RADAR JEMBER - Memasuki bulan Oktober 2025, banyak pekerja di Indonesia masih menunggu kabar pencairan Bantuan Subsidi Upah (BSU) dari BPJS Ketenagakerjaan.
Program ini merupakan salah satu bentuk dukungan pemerintah untuk meningkatkan kesejahteraan para buruh dan karyawan yang terdaftar sebagai peserta aktif BPJS Ketenagakerjaan.
Pertanyaan mengenai kapan BSU akan kembali dicairkan di bulan Oktober 2025 terus bermunculan di kalangan masyarakat.
Namun, mengutip informasi dari sejumlah media, hingga saat ini belum ada pengumuman resmi dari pemerintah terkait jadwal pencairan BSU terbaru.
Masyarakat diimbau untuk bersabar dan menunggu informasi resmi dari Kementerian Ketenagakerjaan (Kemnaker).
Sambil menantikan kabar baik mengenai pencairan BSU, masyarakat juga disarankan untuk melakukan pengecekan status penerima BSU.
Proses ini dapat dilakukan dengan mudah melalui situs resmi Kemnaker ataupun BPJS Ketenagakerjaan.
Syarat Penerima BSU BPJS Ketenagakerjaan
Agar bisa memperoleh bantuan ini, pekerja perlu memenuhi beberapa persyaratan yang telah ditetapkan pemerintah.

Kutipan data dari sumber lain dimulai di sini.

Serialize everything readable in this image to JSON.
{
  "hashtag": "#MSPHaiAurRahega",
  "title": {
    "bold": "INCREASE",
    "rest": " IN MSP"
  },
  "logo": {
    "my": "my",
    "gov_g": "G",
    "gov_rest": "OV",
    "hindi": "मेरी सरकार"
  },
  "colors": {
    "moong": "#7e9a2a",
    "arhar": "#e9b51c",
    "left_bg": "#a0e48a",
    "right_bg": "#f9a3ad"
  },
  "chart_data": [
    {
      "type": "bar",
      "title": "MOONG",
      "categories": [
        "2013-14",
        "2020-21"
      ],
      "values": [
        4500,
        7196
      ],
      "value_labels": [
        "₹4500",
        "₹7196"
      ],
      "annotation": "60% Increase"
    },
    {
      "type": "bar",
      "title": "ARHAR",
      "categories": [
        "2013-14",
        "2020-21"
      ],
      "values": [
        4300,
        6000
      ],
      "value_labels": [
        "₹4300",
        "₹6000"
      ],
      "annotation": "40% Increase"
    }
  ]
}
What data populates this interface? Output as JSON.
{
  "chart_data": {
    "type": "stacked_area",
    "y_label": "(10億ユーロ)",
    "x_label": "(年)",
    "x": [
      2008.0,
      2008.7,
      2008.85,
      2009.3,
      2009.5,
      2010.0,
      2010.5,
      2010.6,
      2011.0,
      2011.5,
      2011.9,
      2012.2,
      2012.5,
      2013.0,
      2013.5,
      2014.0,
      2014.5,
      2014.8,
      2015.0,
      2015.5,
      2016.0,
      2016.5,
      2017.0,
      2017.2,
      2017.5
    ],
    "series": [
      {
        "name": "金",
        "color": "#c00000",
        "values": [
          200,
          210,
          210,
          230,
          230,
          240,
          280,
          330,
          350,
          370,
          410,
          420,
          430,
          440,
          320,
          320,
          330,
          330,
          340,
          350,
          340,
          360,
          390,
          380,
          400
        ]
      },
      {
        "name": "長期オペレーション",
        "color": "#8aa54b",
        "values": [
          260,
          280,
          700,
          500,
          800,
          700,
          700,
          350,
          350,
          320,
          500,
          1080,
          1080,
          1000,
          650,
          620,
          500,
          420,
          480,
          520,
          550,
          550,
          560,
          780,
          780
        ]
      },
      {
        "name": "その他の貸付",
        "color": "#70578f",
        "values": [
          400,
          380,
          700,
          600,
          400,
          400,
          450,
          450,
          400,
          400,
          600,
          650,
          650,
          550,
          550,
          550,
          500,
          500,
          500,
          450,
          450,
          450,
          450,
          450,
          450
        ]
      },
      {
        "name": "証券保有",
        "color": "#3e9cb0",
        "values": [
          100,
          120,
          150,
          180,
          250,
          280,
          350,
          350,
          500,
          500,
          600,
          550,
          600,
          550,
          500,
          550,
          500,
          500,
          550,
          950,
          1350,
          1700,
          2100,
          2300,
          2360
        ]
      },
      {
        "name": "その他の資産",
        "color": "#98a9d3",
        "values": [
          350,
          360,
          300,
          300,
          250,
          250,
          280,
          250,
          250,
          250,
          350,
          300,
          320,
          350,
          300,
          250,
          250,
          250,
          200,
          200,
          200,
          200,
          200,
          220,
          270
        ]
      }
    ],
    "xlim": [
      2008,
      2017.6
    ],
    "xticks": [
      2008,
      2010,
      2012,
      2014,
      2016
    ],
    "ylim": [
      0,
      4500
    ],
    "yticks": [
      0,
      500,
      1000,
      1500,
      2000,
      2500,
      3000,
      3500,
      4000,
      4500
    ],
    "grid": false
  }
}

Berikut ketentuannya:
- Warga Negara Indonesia (WNI).
- Terdaftar aktif sebagai peserta BPJS Ketenagakerjaan.
- Memiliki Nomor Induk Kependudukan (NIK) yang sah dan terverifikasi.
- Menerima gaji di bawah batas upah yang ditentukan pemerintah.
- Tidak sedang menerima bantuan sosial lain, seperti Kartu Prakerja, selama periode BSU berlangsung.
Selain itu, bagi pekerja yang mengalami pemutusan hubungan kerja (PHK), terdapat kriteria tambahan, yaitu:
- PHK terjadi setelah bulan April 2025.
- Masih tercatat aktif dalam program jaminan sosial ketenagakerjaan hingga April 2025.
- Memenuhi ketentuan yang tertuang dalam Peraturan Menteri Ketenagakerjaan (Permenaker) Nomor 5 Tahun 2025.
Tetap Pantau Informasi Resmi
Meskipun hingga pertengahan Oktober 2025 belum ada kepastian mengenai pencairan BSU, masyarakat diimbau untuk tetap tenang dan mengikuti perkembangan informasi hanya dari sumber resmi Kemnaker.
Pastikan pula semua syarat sudah terpenuhi dan lakukan pengecekan secara berkala agar tidak tertinggal informasi penting mengenai pencairan bantuan ini.
Dengan begitu, para pekerja dapat segera mengetahui status penerimaan mereka saat BSU BPJS Ketenagakerjaan kembali disalurkan oleh pemerintah.